In a series of guest posts, writer and Walker tour guide Christine McVay shares her experiences traveling to Tel Aviv for the SupraSpace conference on June 3 and 4, 2012.
Israel’s Separation Barrier reminded me of the Berlin Wall–pumped up and on a bender. I could see the barrier that divides Israel from the West Bank all over the place. It meanders like a river, forming oxbows around Palestinian villages; sometimes it even goes in circles. On my maps, it actually showed up, but not always following the Green Line. Instead, in some places the wall wandered inside the West Bank, appearing to cartographically incorporate blobs of it into Israel proper.
The Separation Barrier is not just an artifact of visual culture, of course. It effectively divides people from people and from places. Yamin, a Palestinian guide, took a group of us to visit a farmer, Abd al Rabbeh, who said the wall is cutting off his farm land from the Al Walaja village where he lives.
If he stays in town, he said, he can’t tend his olive trees. But if he neglects them, he loses them. In his village, Palestinians can’t get building permits from the Israeli authorities for their homes but unpermitted homes are demolished. It sounded to me like Catch-22 all over again.

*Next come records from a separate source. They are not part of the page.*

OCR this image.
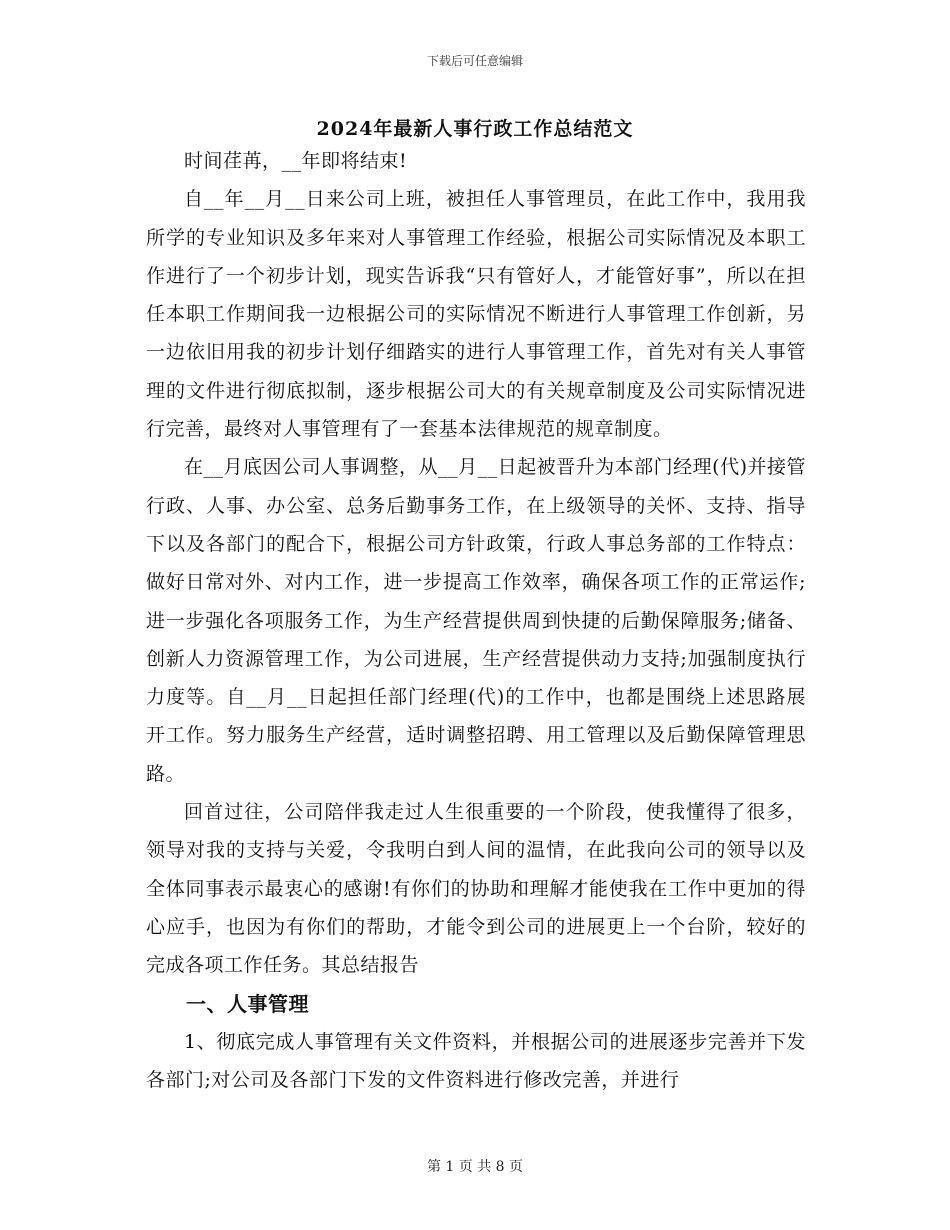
下载后可任意编辑
2024年最新人事行政工作总结范文

时间荏苒，__年即将结束!

自__年__月__日来公司上班，被担任人事管理员，在此工作中，我用我所学的专业知识及多年来对人事管理工作经验，根据公司实际情况及本职工作进行了一个初步计划，现实告诉我“只有管好人，才能管好事”，所以在担任本职工作期间我一边根据公司的实际情况不断进行人事管理工作创新，另一边依旧用我的初步计划仔细踏实的进行人事管理工作，首先对有关人事管理的文件进行彻底拟制，逐步根据公司大的有关规章制度及公司实际情况进行完善，最终对人事管理有了一套基本法律规范的规章制度。

在__月底因公司人事调整，从__月__日起被晋升为本部门经理(代)并接管行政、人事、办公室、总务后勤事务工作，在上级领导的关怀、支持、指导下以及各部门的配合下，根据公司方针政策，行政人事总务部的工作特点：做好日常对外、对内工作，进一步提高工作效率，确保各项工作的正常运作;进一步强化各项服务工作，为生产经营提供周到快捷的后勤保障服务;储备、创新人力资源管理工作，为公司进展，生产经营提供动力支持;加强制度执行力度等。自__月__日起担任部门经理(代)的工作中，也都是围绕上述思路展开工作。努力服务生产经营，适时调整招聘、用工管理以及后勤保障管理思路。

回首过往，公司陪伴我走过人生很重要的一个阶段，使我懂得了很多，领导对我的支持与关爱，令我明白到人间的温情，在此我向公司的领导以及全体同事表示最衷心的感谢!有你们的协助和理解才能使我在工作中更加的得心应手，也因为有你们的帮助，才能令到公司的进展更上一个台阶，较好的完成各项工作任务。其总结报告

一、人事管理

1、彻底完成人事管理有关文件资料，并根据公司的进展逐步完善并下发各部门;对公司及各部门下发的文件资料进行修改完善，并进行

第 1 页 共 8 页
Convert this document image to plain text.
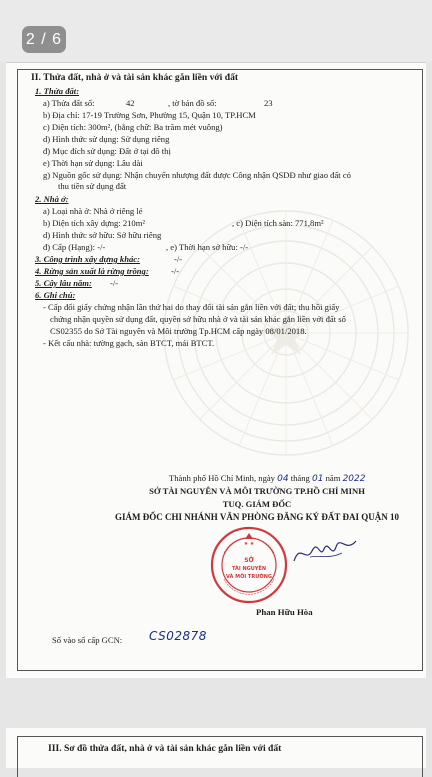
2 / 6
II. Thửa đất, nhà ở và tài sản khác gắn liền với đất
1. Thửa đất:
a) Thửa đất số:	42	, tờ bản đồ số:	23
b) Địa chỉ: 17-19 Trường Sơn, Phường 15, Quận 10, TP.HCM
c) Diện tích: 300m², (bằng chữ: Ba trăm mét vuông)
d) Hình thức sử dụng: Sử dụng riêng
đ) Mục đích sử dụng: Đất ở tại đô thị
e) Thời hạn sử dụng: Lâu dài
g) Nguồn gốc sử dụng: Nhận chuyển nhượng đất được Công nhận QSDĐ như giao đất có
thu tiền sử dụng đất
2. Nhà ở:
a) Loại nhà ở: Nhà ở riêng lẻ
b) Diện tích xây dựng: 210m²	, c) Diện tích sàn: 771,8m²
d) Hình thức sở hữu: Sở hữu riêng
đ) Cấp (Hạng): -/-	, e) Thời hạn sở hữu: -/-
3. Công trình xây dựng khác:	-/-
4. Rừng sản xuất là rừng trồng:	-/-
5. Cây lâu năm: -/-
6. Ghi chú:
- Cấp đổi giấy chứng nhận lần thứ hai do thay đổi tài sản gắn liền với đất; thu hồi giấy
chứng nhận quyền sử dụng đất, quyền sở hữu nhà ở và tài sản khác gắn liền với đất số
CS02355 do Sở Tài nguyên và Môi trường Tp.HCM cấp ngày 08/01/2018.
- Kết cấu nhà: tường gạch, sàn BTCT, mái BTCT.
Thành phố Hồ Chí Minh, ngày 04 tháng 01 năm 2022
SỞ TÀI NGUYÊN VÀ MÔI TRƯỜNG TP.HỒ CHÍ MINH
TUQ. GIÁM ĐỐC
GIÁM ĐỐC CHI NHÁNH VĂN PHÒNG ĐĂNG KÝ ĐẤT ĐAI QUẬN 10
★ ★
SỞ
TÀI NGUYÊN
VÀ MÔI TRƯỜNG
Phan Hữu Hòa
Số vào sổ cấp GCN: CS02878
III. Sơ đồ thửa đất, nhà ở và tài sản khác gắn liền với đất
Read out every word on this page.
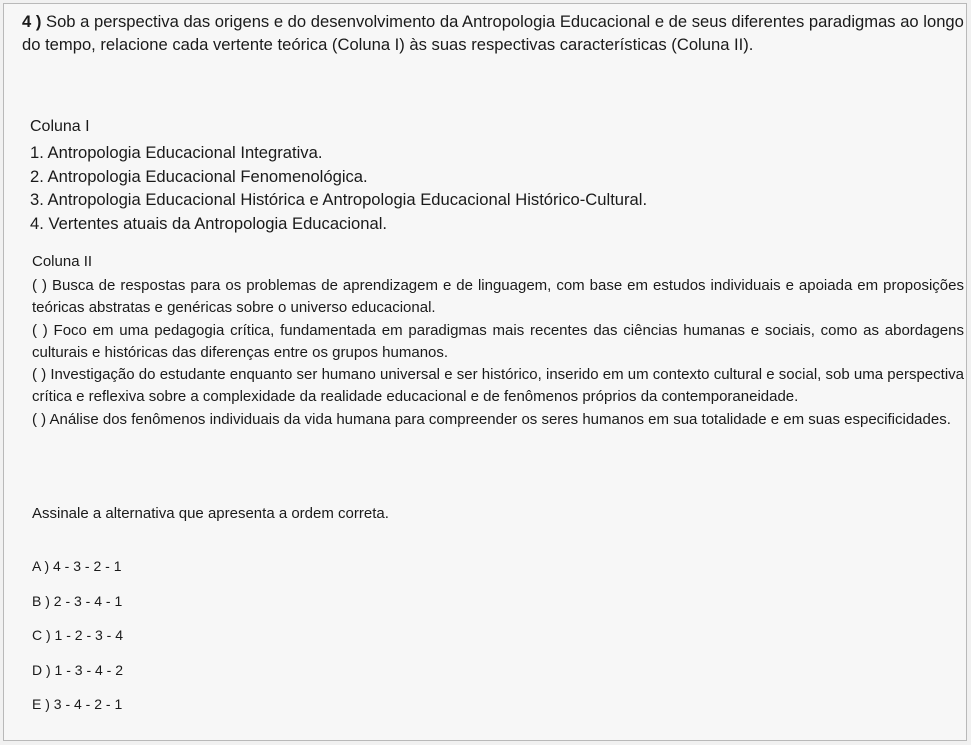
4 ) Sob a perspectiva das origens e do desenvolvimento da Antropologia Educacional e de seus diferentes paradigmas ao longo do tempo, relacione cada vertente teórica (Coluna I) às suas respectivas características (Coluna II).

Coluna I

1. Antropologia Educacional Integrativa.
2. Antropologia Educacional Fenomenológica.
3. Antropologia Educacional Histórica e Antropologia Educacional Histórico-Cultural.
4. Vertentes atuais da Antropologia Educacional.

Coluna II

( ) Busca de respostas para os problemas de aprendizagem e de linguagem, com base em estudos individuais e apoiada em proposições teóricas abstratas e genéricas sobre o universo educacional.
( ) Foco em uma pedagogia crítica, fundamentada em paradigmas mais recentes das ciências humanas e sociais, como as abordagens culturais e históricas das diferenças entre os grupos humanos.
( ) Investigação do estudante enquanto ser humano universal e ser histórico, inserido em um contexto cultural e social, sob uma perspectiva crítica e reflexiva sobre a complexidade da realidade educacional e de fenômenos próprios da contemporaneidade.
( ) Análise dos fenômenos individuais da vida humana para compreender os seres humanos em sua totalidade e em suas especificidades.

Assinale a alternativa que apresenta a ordem correta.

A ) 4 - 3 - 2 - 1
B ) 2 - 3 - 4 - 1
C ) 1 - 2 - 3 - 4
D ) 1 - 3 - 4 - 2
E ) 3 - 4 - 2 - 1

Abd seems to receive visitors from everywhere. We signed an already internationally-autographed guest book. We admired his hand-watered garden. We shared hummus. We looked up the hill where bulldozers were kicking up dust, inching across a ridge line, moving closer, I suppose, to surrounding the village. Meanwhile, Abd said that the pigeons can go everywhere. And back in Bethlehem you can buy a newfangled souvenir olive wood nativity scene with a miniature Separation Barrier built right in.